Plus précisément, le grand quotidien Yomiuri Shimbun indique mercredi que cette hausse répond aussi à plusieurs objectifs dans un contexte où 40 % des
- dépenses de défense vont aux frais de personnel ;
- assurer le paiement des coûts du carburant et de maintenance pour les avions d’alerte précoce et de contrôle aérien ;
- permettre la recherche sur la technologie radar capable de détecter des petits avions à longue distance ;
- permettre les préparatifs pour l’introduction au Japon de l’avion de transport MV-22 Osprey de l’armée américaine. Cet avion à décollage vertical peut voler plus loin et plus vite que les hélicoptères actuels du Japon, permettant à ses troupes d’atteindre plus facilement les îles japonaises lointaines.

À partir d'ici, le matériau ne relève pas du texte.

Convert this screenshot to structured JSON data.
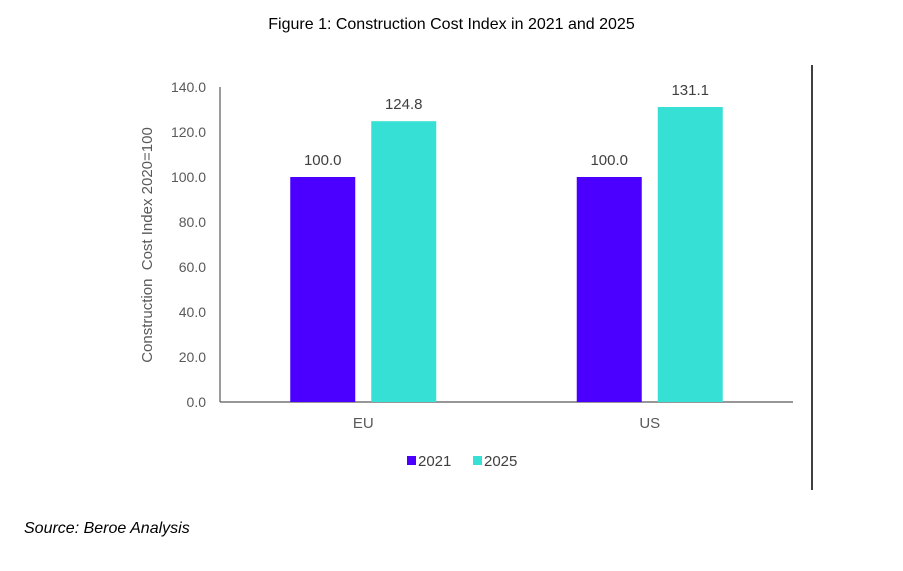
{
  "chart_data": {
    "type": "bar",
    "title": "Figure 1: Construction Cost Index in 2021 and 2025",
    "categories": [
      "EU",
      "US"
    ],
    "series": [
      {
        "name": "2021",
        "values": [
          100.0,
          100.0
        ],
        "labels": [
          "100.0",
          "100.0"
        ],
        "color": "#4B00FF"
      },
      {
        "name": "2025",
        "values": [
          124.8,
          131.1
        ],
        "labels": [
          "124.8",
          "131.1"
        ],
        "color": "#36E0D5"
      }
    ],
    "xlabel": "",
    "ylabel": "Construction  Cost Index 2020=100",
    "ylim": [
      0,
      140
    ],
    "yticks": [
      "0.0",
      "20.0",
      "40.0",
      "60.0",
      "80.0",
      "100.0",
      "120.0",
      "140.0"
    ],
    "grid": false,
    "legend": "bottom"
  },
  "source": "Source: Beroe Analysis"
}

Cette annonce du ministère de la défense japonais intervient au lendemain de l’annonce par le Parti Libéral Démocrate (PLD, conservateur) – de retour au pouvoir depuis le 26 décembre 2012 sous la direction du premier ministre Shinzo Abe – que le Japon devrait augmenter ses dépenses militaires pour l’année budgétaire 2013-2014, qui commence au 1er avril. Avec cette rallonge, le budget de la défense devrait s’élever autour de 4 700 milliards de yen, soit 41 milliards d’euros.
La demande du ministère de la défense doit encore être approuvée par celui des finances avant d’être incluse dans le « paquet » de relance de plus de 110 milliards d’euros pour l’année courant jusqu’au 31 mars. Le tout doit être annoncé prochainement par le gouvernement de Shinzo Abe. Mais le PLD et son allié-clé, le parti Nouveau Komeito, ont remporté 325 sièges (sur 480) à la Chambre basse lors des élections générales le 16 décembre dernier, ce qui signifie que le parti au pouvoir pourrait faire passer ses projets budgétaires à la Diète (le Parlement) même s’ils se voyaient opposer un veto à la Chambre haute.

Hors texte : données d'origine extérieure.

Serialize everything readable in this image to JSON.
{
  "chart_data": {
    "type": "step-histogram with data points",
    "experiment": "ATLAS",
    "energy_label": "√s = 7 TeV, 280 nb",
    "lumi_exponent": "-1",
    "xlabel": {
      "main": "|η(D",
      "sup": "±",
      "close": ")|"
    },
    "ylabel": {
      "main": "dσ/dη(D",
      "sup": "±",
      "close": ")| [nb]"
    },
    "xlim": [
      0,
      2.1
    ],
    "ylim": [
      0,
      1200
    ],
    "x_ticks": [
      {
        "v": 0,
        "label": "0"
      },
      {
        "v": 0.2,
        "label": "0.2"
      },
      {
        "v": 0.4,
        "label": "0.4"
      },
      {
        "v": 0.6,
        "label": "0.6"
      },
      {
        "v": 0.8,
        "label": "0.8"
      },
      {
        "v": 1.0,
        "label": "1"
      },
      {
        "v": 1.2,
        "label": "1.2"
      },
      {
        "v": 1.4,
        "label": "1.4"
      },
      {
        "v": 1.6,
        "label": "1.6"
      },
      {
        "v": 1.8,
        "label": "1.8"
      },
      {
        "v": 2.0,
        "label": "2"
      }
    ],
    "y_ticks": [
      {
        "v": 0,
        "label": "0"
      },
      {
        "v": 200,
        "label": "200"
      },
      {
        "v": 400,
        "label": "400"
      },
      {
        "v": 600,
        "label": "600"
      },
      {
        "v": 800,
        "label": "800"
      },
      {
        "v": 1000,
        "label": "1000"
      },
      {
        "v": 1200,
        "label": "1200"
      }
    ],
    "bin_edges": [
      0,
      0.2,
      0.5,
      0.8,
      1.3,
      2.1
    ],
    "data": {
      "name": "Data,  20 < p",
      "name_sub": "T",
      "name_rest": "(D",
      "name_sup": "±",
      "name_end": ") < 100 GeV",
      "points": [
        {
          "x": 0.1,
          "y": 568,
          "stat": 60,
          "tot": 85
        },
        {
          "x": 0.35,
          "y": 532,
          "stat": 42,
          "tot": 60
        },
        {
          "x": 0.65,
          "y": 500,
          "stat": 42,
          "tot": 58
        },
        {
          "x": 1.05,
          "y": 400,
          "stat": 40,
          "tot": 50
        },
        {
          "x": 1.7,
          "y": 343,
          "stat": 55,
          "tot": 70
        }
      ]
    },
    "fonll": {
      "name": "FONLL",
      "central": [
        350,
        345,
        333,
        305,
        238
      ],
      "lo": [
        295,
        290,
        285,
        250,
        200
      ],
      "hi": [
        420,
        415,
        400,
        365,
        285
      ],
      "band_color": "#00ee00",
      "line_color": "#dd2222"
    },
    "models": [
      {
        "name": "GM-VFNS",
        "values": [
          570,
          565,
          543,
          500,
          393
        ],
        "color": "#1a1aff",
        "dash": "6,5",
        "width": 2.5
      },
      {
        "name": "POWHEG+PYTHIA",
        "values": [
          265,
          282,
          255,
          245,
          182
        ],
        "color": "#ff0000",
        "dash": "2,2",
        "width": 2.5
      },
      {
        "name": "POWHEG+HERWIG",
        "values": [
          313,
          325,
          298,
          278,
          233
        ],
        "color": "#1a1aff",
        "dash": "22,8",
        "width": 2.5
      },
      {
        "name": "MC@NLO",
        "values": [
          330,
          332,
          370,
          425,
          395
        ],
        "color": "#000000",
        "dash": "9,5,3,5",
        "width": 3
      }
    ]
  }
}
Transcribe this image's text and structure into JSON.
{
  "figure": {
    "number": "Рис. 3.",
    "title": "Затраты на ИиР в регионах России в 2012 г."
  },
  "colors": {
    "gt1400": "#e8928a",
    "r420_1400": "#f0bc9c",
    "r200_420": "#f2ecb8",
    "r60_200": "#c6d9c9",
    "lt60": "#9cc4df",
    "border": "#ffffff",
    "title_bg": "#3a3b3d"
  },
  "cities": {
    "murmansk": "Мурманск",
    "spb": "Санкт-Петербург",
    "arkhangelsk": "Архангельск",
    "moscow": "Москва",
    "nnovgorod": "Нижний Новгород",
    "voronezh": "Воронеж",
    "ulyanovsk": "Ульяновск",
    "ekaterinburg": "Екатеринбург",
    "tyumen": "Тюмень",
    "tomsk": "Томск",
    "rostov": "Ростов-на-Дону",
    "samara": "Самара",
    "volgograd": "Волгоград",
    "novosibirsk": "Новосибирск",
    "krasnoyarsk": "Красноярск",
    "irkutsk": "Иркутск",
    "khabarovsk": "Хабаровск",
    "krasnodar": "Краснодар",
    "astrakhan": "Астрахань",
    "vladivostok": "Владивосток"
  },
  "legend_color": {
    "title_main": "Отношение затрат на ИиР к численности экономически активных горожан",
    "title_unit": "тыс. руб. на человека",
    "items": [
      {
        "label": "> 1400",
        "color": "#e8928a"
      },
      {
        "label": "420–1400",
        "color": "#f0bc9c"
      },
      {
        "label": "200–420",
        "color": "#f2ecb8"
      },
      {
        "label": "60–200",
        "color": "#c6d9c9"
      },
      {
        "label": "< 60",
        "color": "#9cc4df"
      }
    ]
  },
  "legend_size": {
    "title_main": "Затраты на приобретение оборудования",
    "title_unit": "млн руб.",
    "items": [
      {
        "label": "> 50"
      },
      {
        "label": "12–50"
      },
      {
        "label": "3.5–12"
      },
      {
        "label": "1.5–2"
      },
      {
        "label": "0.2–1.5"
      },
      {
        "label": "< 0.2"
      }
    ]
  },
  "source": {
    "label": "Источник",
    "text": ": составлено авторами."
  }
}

Hausse modeste mais tournant politique
Le budget militaire n’avait pas connu de hausse depuis 2002, alors que le Japon traîne une dette colossale équivalant à près de 240 % de PIB. La hausse est certes modeste, notamment par rapport à celle que connaît le budget de la défense chinois, habitué aux taux de croissance à deux chiffres. Néanmoins, elle marque un tournant dans la politique de défense japonaise. Sur l’exercice budgétaire en cours, le budget de la défense japonais a subi une dixième année de baisse consécutive, à 4 650 milliards de yens (40 milliards d’euros environ).
La hausse est symbolique de la volonté des nouveaux dirigeants nippons d’affirmer la position régionale du Japon, en période de tension avec le grand voisin chinois, ainsi qu’avec la Corée du Sud, à un degré moindre. « Nous avons besoin d’améliorer nos équipements à un moment où l’environnement sécuritaire du Japon est devenu plus dur : la Corée du Nord a procédé à deux lancements tests de missiles l’année dernière, et les tensions avec la Chine se poursuivent », a précisé mercredi à l’AFP un responsable du ministère de la défense.

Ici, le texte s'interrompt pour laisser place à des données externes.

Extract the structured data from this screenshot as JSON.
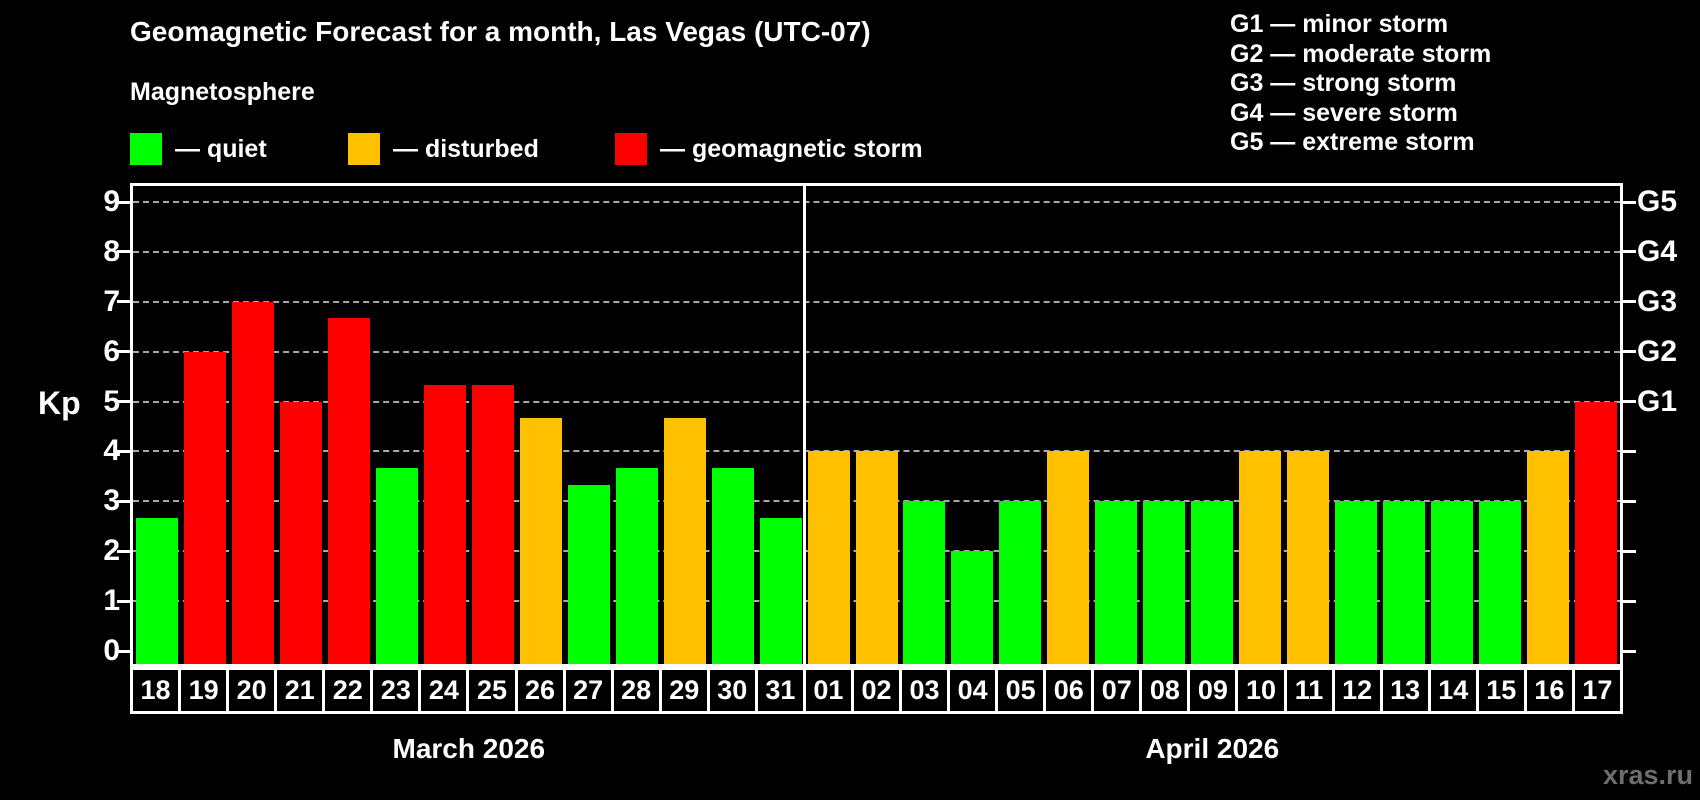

Les relations sino-japonaises sont très mauvaises depuis quatre mois à cause d’un conflit territorial en mer de Chine orientale. Pékin clame vigoureusement sa souveraineté sur les îles Diaoyu, tandis que Tokyo, qui les administre sous le nom de Senkaku, n’entend pas en céder un pouce. Pékin envoie régulièrement des navires patrouiller dans les eaux territoriales de cet archipel inhabité à 200 km au nord-est des côtes de Taïwan et 400 km à l’ouest de l’île d’Okinawa (sud du Japon).
Lundi 7 janvier, quatre navires de surveillance maritime chinois sont entrés dans les eaux territoriales japonaises. La Chine a même envoyé fin décembre un appareil survoler l’archipel, ce qui a provoqué le décollage immédiat de chasseurs nippons. Un avion chinois a approché ces îles le 6 janvier. Outre sa position hautement stratégique, l’archipel recèlerait des hydrocarbures dans ses fonds marins. A la suite de la dernière incursion maritime, lundi, Tokyo a convoqué mardi l’ambassadeur chinois en poste au Japon.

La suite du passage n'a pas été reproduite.